BMI1 is a target gene of E2F-1 and is strongly expressed in primary neuroblastomas

Katrin Nowak, Kornelius Kerl, Daniel Fehr, Christoph Kramps, Christine Gessner, Katrin Killmer, Birgit Samans, Bernd Berwanger1, Holger Christiansen1 and Werner Lutz*

Institute of Molecular Biology and Tumor Research (IMT) Emil-Mannkopff-Strasse 2, 35033 Marburg, Germany 1 Children's Hospital Deutschhausstrasse 12, 35037 Marburg, Germany

*To whom correspondence should be addressed. Tel: +49 6421 2865390; Fax: +49 6421 2865196; Email: lutz{at}imt.uni-marburg.de

Received January 18, 2006. Revised February 19, 2006. Accepted March 13, 2006.
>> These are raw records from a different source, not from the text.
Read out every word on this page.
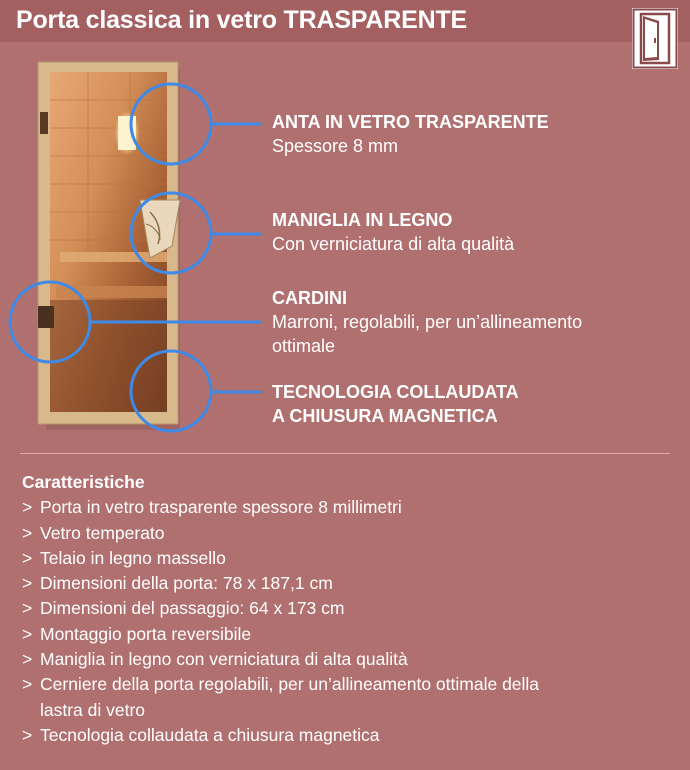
Porta classica in vetro TRASPARENTE
ANTA IN VETRO TRASPARENTE
Spessore 8 mm
MANIGLIA IN LEGNO
Con verniciatura di alta qualità
CARDINI
Marroni, regolabili, per un’allineamento
ottimale
TECNOLOGIA COLLAUDATA
A CHIUSURA MAGNETICA
Caratteristiche
> Porta in vetro trasparente spessore 8 millimetri
> Vetro temperato
> Telaio in legno massello
> Dimensioni della porta: 78 x 187,1 cm
> Dimensioni del passaggio: 64 x 173 cm
> Montaggio porta reversibile
> Maniglia in legno con verniciatura di alta qualità
> Cerniere della porta regolabili, per un’allineamento ottimale della
lastra di vetro
> Tecnologia collaudata a chiusura magnetica
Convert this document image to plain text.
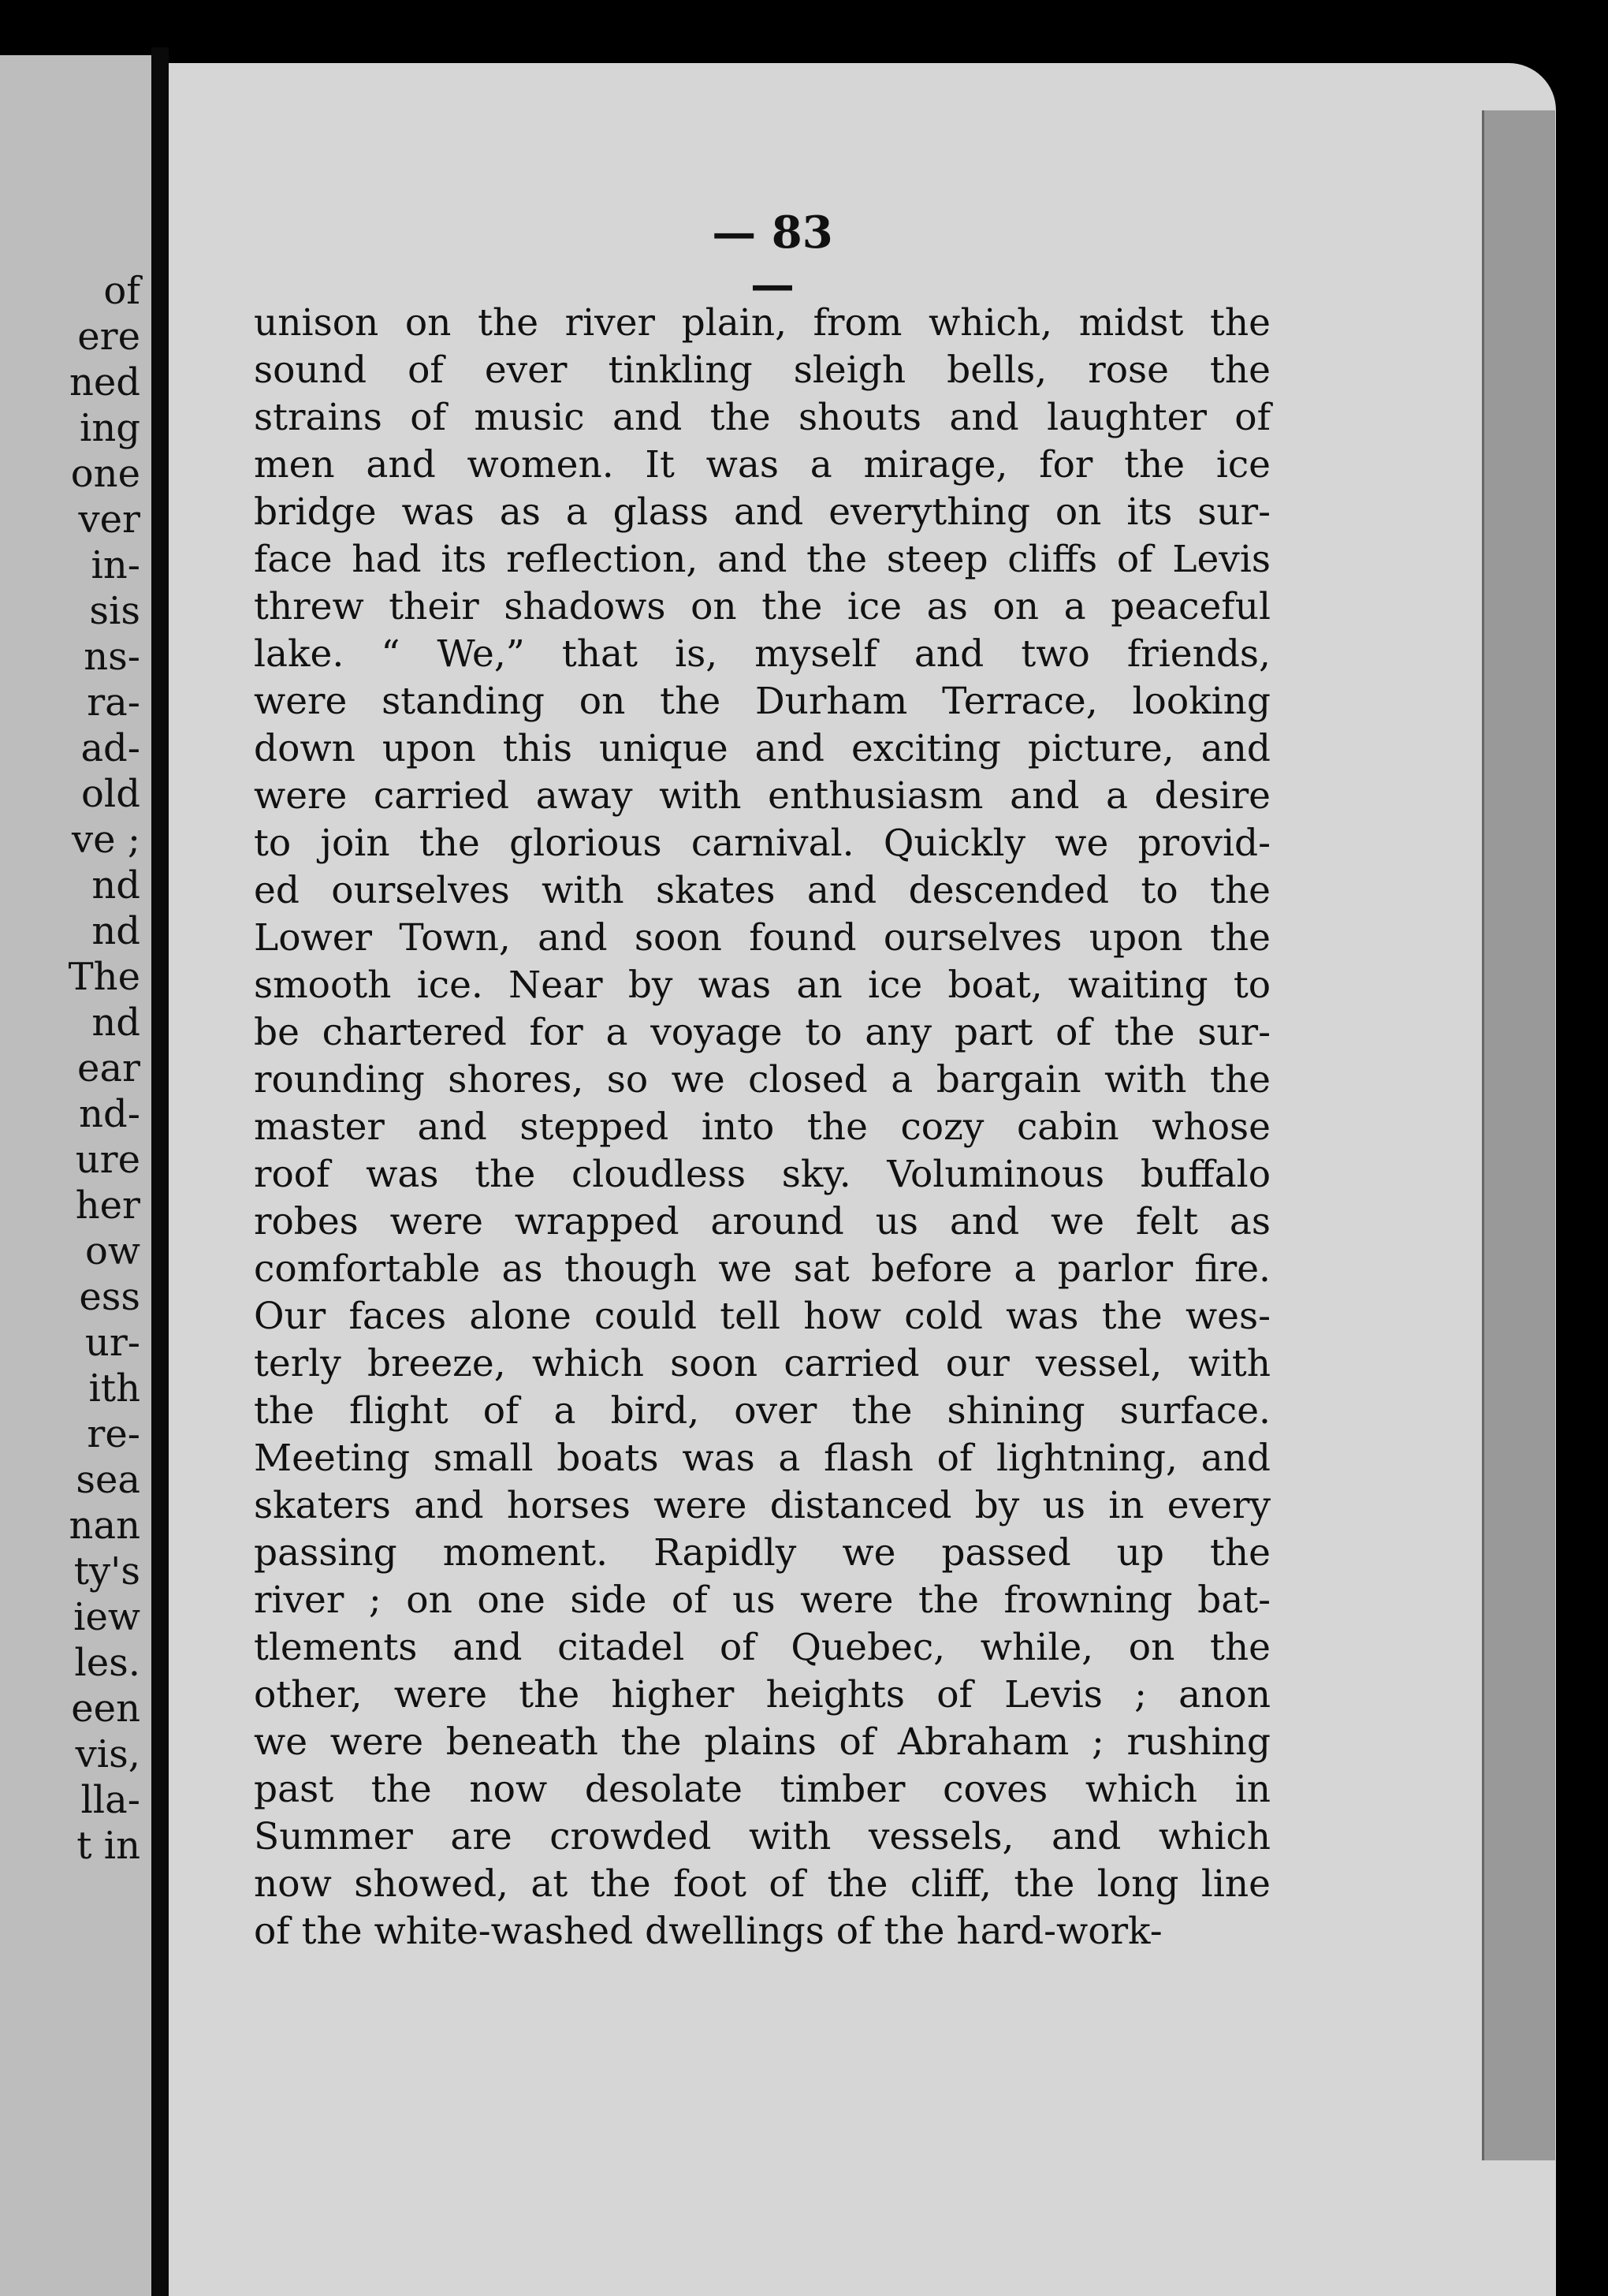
of
ere
ned
ing
one
ver
in-
sis
ns-
ra-
ad-
old
ve ;
nd
nd
The
nd
ear
nd-
ure
her
ow
ess
ur-
ith
re-
sea
nan
ty's
iew
les.
een
vis,
lla-
t in
— 83 —
unison on the river plain, from which, midst the
sound of ever tinkling sleigh bells, rose the
strains of music and the shouts and laughter of
men and women. It was a mirage, for the ice
bridge was as a glass and everything on its sur-
face had its reflection, and the steep cliffs of Levis
threw their shadows on the ice as on a peaceful
lake. “ We,” that is, myself and two friends,
were standing on the Durham Terrace, looking
down upon this unique and exciting picture, and
were carried away with enthusiasm and a desire
to join the glorious carnival. Quickly we provid-
ed ourselves with skates and descended to the
Lower Town, and soon found ourselves upon the
smooth ice. Near by was an ice boat, waiting to
be chartered for a voyage to any part of the sur-
rounding shores, so we closed a bargain with the
master and stepped into the cozy cabin whose
roof was the cloudless sky. Voluminous buffalo
robes were wrapped around us and we felt as
comfortable as though we sat before a parlor fire.
Our faces alone could tell how cold was the wes-
terly breeze, which soon carried our vessel, with
the flight of a bird, over the shining surface.
Meeting small boats was a flash of lightning, and
skaters and horses were distanced by us in every
passing moment. Rapidly we passed up the
river ; on one side of us were the frowning bat-
tlements and citadel of Quebec, while, on the
other, were the higher heights of Levis ; anon
we were beneath the plains of Abraham ; rushing
past the now desolate timber coves which in
Summer are crowded with vessels, and which
now showed, at the foot of the cliff, the long line
of the white-washed dwellings of the hard-work-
The oncogene BMI1 encodes a polycomb group transcription factor that is required for embryonic development and self-renewal of stem cells. Despite these important functions little is known about the regulation of BMI1 expression. A cDNA microarray based search for target genes of E2F-1 in neuroblastoma cells expressing a 4-OHT-regulated E2F-1-ER fusion protein identified many hitherto unknown E2F-1 regulated genes. A total of 10% of these genes, including BMI1, encode proteins that function primarily in the regulation of gene expression. The BMI1 promoter contains a putative E2F binding site that was required for the activation of a BMI1 promoter-dependent reporter construct by E2F-1. Chromatin immunoprecipitation revealed 4-OHT-dependent binding of E2F-1-ER and binding of endogenous E2F-1 to the BMI1 promoter in tumor cells. We have previously shown activation of the oncogene MYCN by E2F. Thus, in neuroblastomas deregulated E2F-1 can activate two oncogenes, MYCN and BMI1 that are known to co-operate in tumor formation. Consistent with a role of Bmi1 in neuroblastoma tumorigenesis we found strong Bmi1 expression in primary neuroblastomas. Our results reveal a novel link between E2F and polycomb transcription factors and suggest a role of Bmi1 in neuroblastomas.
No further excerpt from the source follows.